There is another problem that the mapping from the source code to the object code may transform your encoding in a compiler-specific way:
2.2 Phases of translation
Physical source file characters are mapped, in an implementation-defined manner, to the basic source character set (introducing new-line characters for end-of-line indicators) if necessary.
Anyway, in the most cases you don't have any conversions on your source code so the strings that you put into char* stay unmodified. If you encode your source code with UTF-8 then you are going to have bytes representing UTF-8 code units in your char*s.

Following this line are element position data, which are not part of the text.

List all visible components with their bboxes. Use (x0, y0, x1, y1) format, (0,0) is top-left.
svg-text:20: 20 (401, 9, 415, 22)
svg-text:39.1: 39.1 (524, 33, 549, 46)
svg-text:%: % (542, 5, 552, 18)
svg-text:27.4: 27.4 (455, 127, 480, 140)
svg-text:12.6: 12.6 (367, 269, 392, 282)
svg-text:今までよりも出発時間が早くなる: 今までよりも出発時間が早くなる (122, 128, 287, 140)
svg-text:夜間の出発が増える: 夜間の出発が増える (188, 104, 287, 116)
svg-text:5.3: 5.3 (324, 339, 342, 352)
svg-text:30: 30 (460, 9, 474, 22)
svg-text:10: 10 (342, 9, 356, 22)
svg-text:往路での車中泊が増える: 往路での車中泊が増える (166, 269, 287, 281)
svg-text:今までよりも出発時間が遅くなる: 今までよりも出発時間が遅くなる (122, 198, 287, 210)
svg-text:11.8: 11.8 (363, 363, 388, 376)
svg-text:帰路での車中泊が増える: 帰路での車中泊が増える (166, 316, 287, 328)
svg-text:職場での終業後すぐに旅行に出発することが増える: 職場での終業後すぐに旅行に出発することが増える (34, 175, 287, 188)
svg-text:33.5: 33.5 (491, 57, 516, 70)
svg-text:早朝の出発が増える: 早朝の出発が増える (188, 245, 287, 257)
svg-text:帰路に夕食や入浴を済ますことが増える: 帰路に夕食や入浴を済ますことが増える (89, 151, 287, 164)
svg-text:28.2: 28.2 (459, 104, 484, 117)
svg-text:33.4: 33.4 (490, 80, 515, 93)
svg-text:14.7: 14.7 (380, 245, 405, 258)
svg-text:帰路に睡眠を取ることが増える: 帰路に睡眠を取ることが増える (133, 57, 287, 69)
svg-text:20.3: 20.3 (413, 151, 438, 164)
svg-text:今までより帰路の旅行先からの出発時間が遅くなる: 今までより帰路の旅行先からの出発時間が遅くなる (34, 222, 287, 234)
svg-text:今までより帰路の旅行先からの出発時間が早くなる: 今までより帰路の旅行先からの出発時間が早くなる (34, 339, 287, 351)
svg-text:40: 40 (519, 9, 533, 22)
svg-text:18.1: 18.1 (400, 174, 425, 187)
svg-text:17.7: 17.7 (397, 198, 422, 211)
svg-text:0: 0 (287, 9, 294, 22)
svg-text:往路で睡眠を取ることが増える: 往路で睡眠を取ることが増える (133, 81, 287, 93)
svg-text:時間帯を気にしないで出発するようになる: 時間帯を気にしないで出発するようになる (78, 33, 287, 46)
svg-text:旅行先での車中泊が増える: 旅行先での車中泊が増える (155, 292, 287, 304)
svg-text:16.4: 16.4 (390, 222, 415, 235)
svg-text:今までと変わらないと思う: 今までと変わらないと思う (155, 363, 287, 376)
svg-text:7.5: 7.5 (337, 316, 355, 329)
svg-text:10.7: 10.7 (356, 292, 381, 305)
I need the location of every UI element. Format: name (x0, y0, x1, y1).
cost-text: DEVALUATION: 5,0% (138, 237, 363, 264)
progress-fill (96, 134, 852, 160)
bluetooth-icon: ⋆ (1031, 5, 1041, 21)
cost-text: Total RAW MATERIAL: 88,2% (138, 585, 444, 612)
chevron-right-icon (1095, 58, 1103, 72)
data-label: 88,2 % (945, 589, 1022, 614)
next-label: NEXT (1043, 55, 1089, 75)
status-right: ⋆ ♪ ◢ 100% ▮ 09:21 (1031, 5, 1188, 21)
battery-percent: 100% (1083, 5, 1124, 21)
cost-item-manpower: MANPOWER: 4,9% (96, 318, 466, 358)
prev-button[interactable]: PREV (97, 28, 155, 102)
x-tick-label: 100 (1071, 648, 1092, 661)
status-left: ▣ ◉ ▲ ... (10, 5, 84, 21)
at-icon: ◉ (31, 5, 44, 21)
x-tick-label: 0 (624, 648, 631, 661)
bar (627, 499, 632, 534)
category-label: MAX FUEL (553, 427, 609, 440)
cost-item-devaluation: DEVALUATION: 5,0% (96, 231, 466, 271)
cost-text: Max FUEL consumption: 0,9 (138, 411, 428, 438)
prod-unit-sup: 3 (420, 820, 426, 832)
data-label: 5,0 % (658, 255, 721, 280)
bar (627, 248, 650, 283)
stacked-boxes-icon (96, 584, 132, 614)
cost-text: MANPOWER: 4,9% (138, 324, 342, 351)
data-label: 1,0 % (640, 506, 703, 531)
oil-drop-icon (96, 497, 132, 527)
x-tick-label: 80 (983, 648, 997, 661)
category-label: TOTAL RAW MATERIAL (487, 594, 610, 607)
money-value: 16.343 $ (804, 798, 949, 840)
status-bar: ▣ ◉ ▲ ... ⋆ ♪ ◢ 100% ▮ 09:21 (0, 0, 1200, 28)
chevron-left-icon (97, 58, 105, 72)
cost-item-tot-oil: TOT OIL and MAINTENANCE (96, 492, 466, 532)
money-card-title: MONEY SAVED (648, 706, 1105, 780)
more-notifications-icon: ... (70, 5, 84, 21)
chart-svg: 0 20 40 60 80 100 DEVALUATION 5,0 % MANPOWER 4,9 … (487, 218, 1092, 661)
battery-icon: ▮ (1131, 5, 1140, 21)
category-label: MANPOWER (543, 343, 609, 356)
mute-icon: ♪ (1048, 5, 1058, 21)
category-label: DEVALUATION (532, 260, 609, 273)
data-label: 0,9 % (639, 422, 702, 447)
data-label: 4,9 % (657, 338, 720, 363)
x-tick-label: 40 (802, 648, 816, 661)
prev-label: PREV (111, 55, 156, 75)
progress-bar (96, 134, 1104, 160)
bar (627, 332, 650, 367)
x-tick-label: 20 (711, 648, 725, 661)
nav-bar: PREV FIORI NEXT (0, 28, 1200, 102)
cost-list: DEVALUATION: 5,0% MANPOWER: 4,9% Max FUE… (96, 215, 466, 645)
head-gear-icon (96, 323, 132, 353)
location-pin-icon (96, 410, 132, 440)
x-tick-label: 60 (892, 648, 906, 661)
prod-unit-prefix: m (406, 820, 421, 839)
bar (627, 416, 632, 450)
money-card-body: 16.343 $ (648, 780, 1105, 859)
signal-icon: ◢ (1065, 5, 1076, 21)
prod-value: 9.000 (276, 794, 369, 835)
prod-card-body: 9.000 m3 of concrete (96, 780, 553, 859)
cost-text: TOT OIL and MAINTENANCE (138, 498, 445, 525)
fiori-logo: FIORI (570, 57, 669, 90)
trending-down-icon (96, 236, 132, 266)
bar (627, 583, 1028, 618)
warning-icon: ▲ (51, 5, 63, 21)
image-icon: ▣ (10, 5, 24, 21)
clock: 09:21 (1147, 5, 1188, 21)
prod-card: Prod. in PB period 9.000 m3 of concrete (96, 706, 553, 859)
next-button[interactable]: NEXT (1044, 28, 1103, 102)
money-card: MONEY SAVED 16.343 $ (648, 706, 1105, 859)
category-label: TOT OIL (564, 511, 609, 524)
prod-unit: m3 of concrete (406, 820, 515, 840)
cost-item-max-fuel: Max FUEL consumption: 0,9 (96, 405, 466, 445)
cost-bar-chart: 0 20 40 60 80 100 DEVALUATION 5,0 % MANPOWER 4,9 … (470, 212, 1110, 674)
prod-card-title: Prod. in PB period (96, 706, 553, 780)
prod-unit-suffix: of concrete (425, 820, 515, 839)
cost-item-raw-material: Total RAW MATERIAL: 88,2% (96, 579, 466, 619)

As for your code example: it does not work as expected because 1 char has a size of 1 byte. Unicode code points may require several (up to 4) UTF-8 code units to be serialized (for UTF-8 1 code unit == 1 byte). You can see here that U+1234 requires three bytes E1 88 B4 when UTF-8 is used and, therefore, cannot be stored in a single char. If you modify your code as follows it's going to work just fine:
#include <iostream> int main() { char* str = "\u1234"; std::cout << str << std::endl; return 0; }
This is going to output ሴ though you may see nothing depending on your console and the installed fonts, the actual bytes are going to be there. Note that with double quotes you also have a \0 terminator in-memory.
You could also use an array, but not with single quotes since you would need a different data type (see here for more information):
#include <iostream> int main() { char* str = "\u1234"; std::cout << str << std::endl; // size of the array is 4 because \0 is appended // for string literals and there are 3 bytes // needed to represent the code point char arr[4] = "\u1234"; std::cout.write(arr, 3); std::cout << std::endl; return 0; }
The output is going to be ሴ on the two different lines in this case.